Kaum wurde das Holocaust-Mahnmal 2005 in Berlin-Mitte eröffnet, traten an den Stelen Risse auf. Seit 15 Jahren gilt das Denkmal als sanierungsbedürftig. Ein schnelles Ende der Bauarbeiten ist nicht in Sicht.

Das Holocaust-Mahnmal in Berlin wird für noch unbestimmte Zeit eine Baustelle bleiben. Das erst 2005 für fast 28 Millionen Euro vom Bund errichtete Denkmal für die ermordeten Juden Europas mit seinen mehr als 2.700 Stelen ist seit rund 15 Jahren sanierungsbedürftig. Weiterhin müssen beim Besuch des Geländes in unmittelbarer Umgebung des Brandenburger Tores Absperrungen und Baumaßnahmen in Kauf genommen werden.
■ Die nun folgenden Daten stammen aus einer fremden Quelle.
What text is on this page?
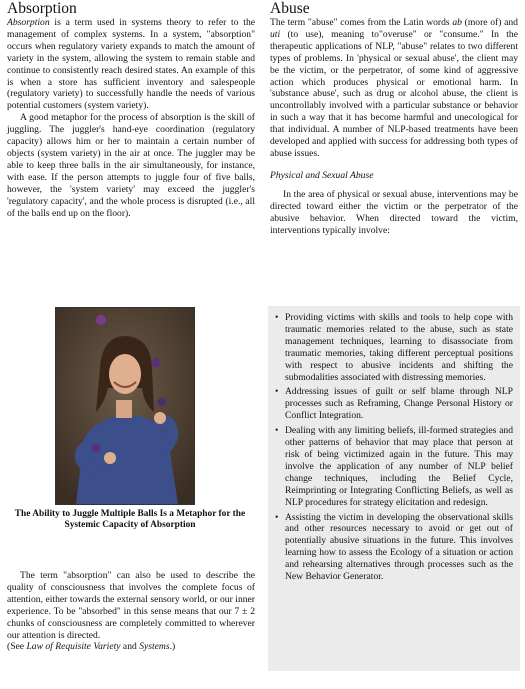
Absorption

Absorption is a term used in systems theory to refer to the management of complex systems. In a system, "absorption" occurs when regulatory variety expands to match the amount of variety in the system, allowing the system to remain stable and continue to consistently reach desired states. An example of this is when a store has sufficient inventory and salespeople (regulatory variety) to successfully handle the needs of various potential customers (system variety).

A good metaphor for the process of absorption is the skill of juggling. The juggler's hand-eye coordination (regulatory capacity) allows him or her to maintain a certain number of objects (system variety) in the air at once. The juggler may be able to keep three balls in the air simultaneously, for instance, with ease. If the person attempts to juggle four of five balls, however, the 'system variety' may exceed the juggler's 'regulatory capacity', and the whole process is disrupted (i.e., all of the balls end up on the floor).

The Ability to Juggle Multiple Balls Is a Metaphor for the Systemic Capacity of Absorption

The term "absorption" can also be used to describe the quality of consciousness that involves the complete focus of attention, either towards the external sensory world, or our inner experience. To be "absorbed" in this sense means that our 7 ± 2 chunks of consciousness are completely committed to wherever our attention is directed.

(See Law of Requisite Variety and Systems.)

Abuse

The term "abuse" comes from the Latin words ab (more of) and uti (to use), meaning to"overuse" or "consume." In the therapeutic applications of NLP, "abuse" relates to two different types of problems. In 'physical or sexual abuse', the client may be the victim, or the perpetrator, of some kind of aggressive action which produces physical or emotional harm. In 'substance abuse', such as drug or alcohol abuse, the client is uncontrollably involved with a particular substance or behavior in such a way that it has become harmful and unecological for that individual. A number of NLP-based treatments have been developed and applied with success for addressing both types of abuse issues.

Physical and Sexual Abuse

In the area of physical or sexual abuse, interventions may be directed toward either the victim or the perpetrator of the abusive behavior. When directed toward the victim, interventions typically involve:

• Providing victims with skills and tools to help cope with traumatic memories related to the abuse, such as state management techniques, learning to disassociate from traumatic memories, taking different perceptual positions with respect to abusive incidents and shifting the submodalities associated with distressing memories.
• Addressing issues of guilt or self blame through NLP processes such as Reframing, Change Personal History or Conflict Integration.
• Dealing with any limiting beliefs, ill-formed strategies and other patterns of behavior that may place that person at risk of being victimized again in the future. This may involve the application of any number of NLP belief change techniques, including the Belief Cycle, Reimprinting or Integrating Conflicting Beliefs, as well as NLP procedures for strategy elicitation and redesign.
• Assisting the victim in developing the observational skills and other resources necessary to avoid or get out of potentially abusive situations in the future. This involves learning how to assess the Ecology of a situation or action and rehearsing alternatives through processes such as the New Behavior Generator.
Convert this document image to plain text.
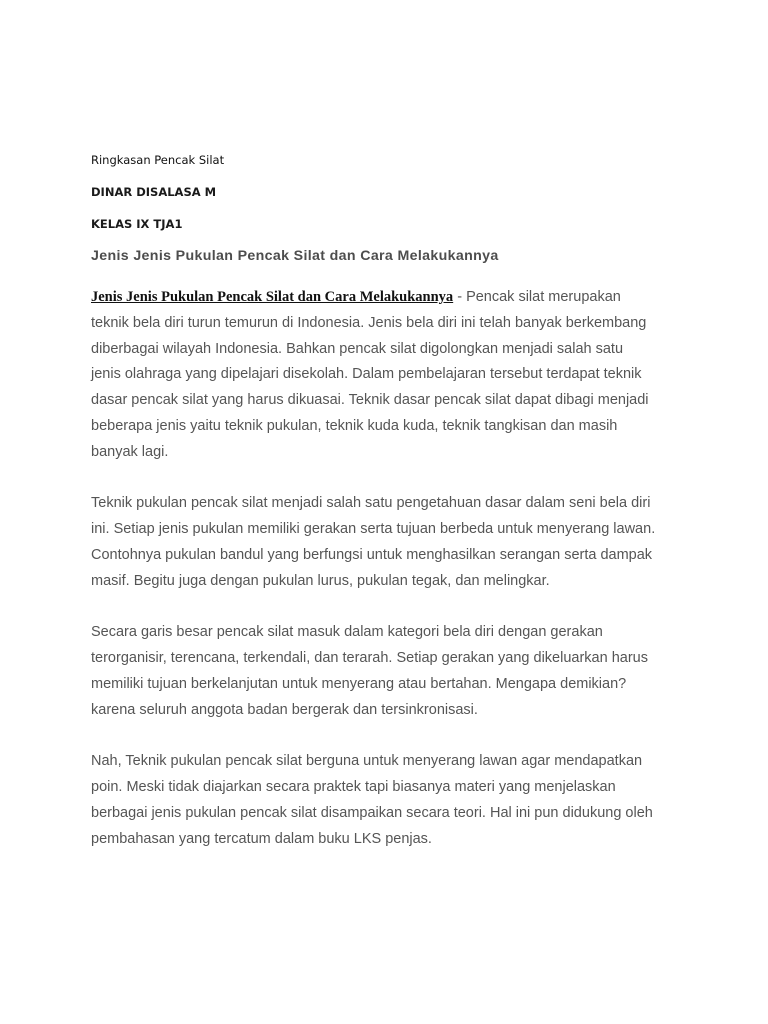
Ringkasan Pencak Silat

DINAR DISALASA M

KELAS IX TJA1

Jenis Jenis Pukulan Pencak Silat dan Cara Melakukannya

Jenis Jenis Pukulan Pencak Silat dan Cara Melakukannya - Pencak silat merupakan
teknik bela diri turun temurun di Indonesia. Jenis bela diri ini telah banyak berkembang
diberbagai wilayah Indonesia. Bahkan pencak silat digolongkan menjadi salah satu
jenis olahraga yang dipelajari disekolah. Dalam pembelajaran tersebut terdapat teknik
dasar pencak silat yang harus dikuasai. Teknik dasar pencak silat dapat dibagi menjadi
beberapa jenis yaitu teknik pukulan, teknik kuda kuda, teknik tangkisan dan masih
banyak lagi.

Teknik pukulan pencak silat menjadi salah satu pengetahuan dasar dalam seni bela diri
ini. Setiap jenis pukulan memiliki gerakan serta tujuan berbeda untuk menyerang lawan.
Contohnya pukulan bandul yang berfungsi untuk menghasilkan serangan serta dampak
masif. Begitu juga dengan pukulan lurus, pukulan tegak, dan melingkar.

Secara garis besar pencak silat masuk dalam kategori bela diri dengan gerakan
terorganisir, terencana, terkendali, dan terarah. Setiap gerakan yang dikeluarkan harus
memiliki tujuan berkelanjutan untuk menyerang atau bertahan. Mengapa demikian?
karena seluruh anggota badan bergerak dan tersinkronisasi.

Nah, Teknik pukulan pencak silat berguna untuk menyerang lawan agar mendapatkan
poin. Meski tidak diajarkan secara praktek tapi biasanya materi yang menjelaskan
berbagai jenis pukulan pencak silat disampaikan secara teori. Hal ini pun didukung oleh
pembahasan yang tercatum dalam buku LKS penjas.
"Die Einschränkungen, die die Besucherinnen und Besucher aufgrund der Arbeiten am Stelenfeld erleben, sind sehr bedauerlich", sagte ein Sprecher von Kulturstaatsministerin Claudia Roth (Grüne), wie die DPA am Freitag berichtete. "Dennoch ist die Sanierung des Stelenfeldes nicht nur aus Sicherheitsgründen geboten, sondern auch, um dieses wichtige erinnerungskulturelle Denkmal für kommende Generationen zu sichern und zu erhalten."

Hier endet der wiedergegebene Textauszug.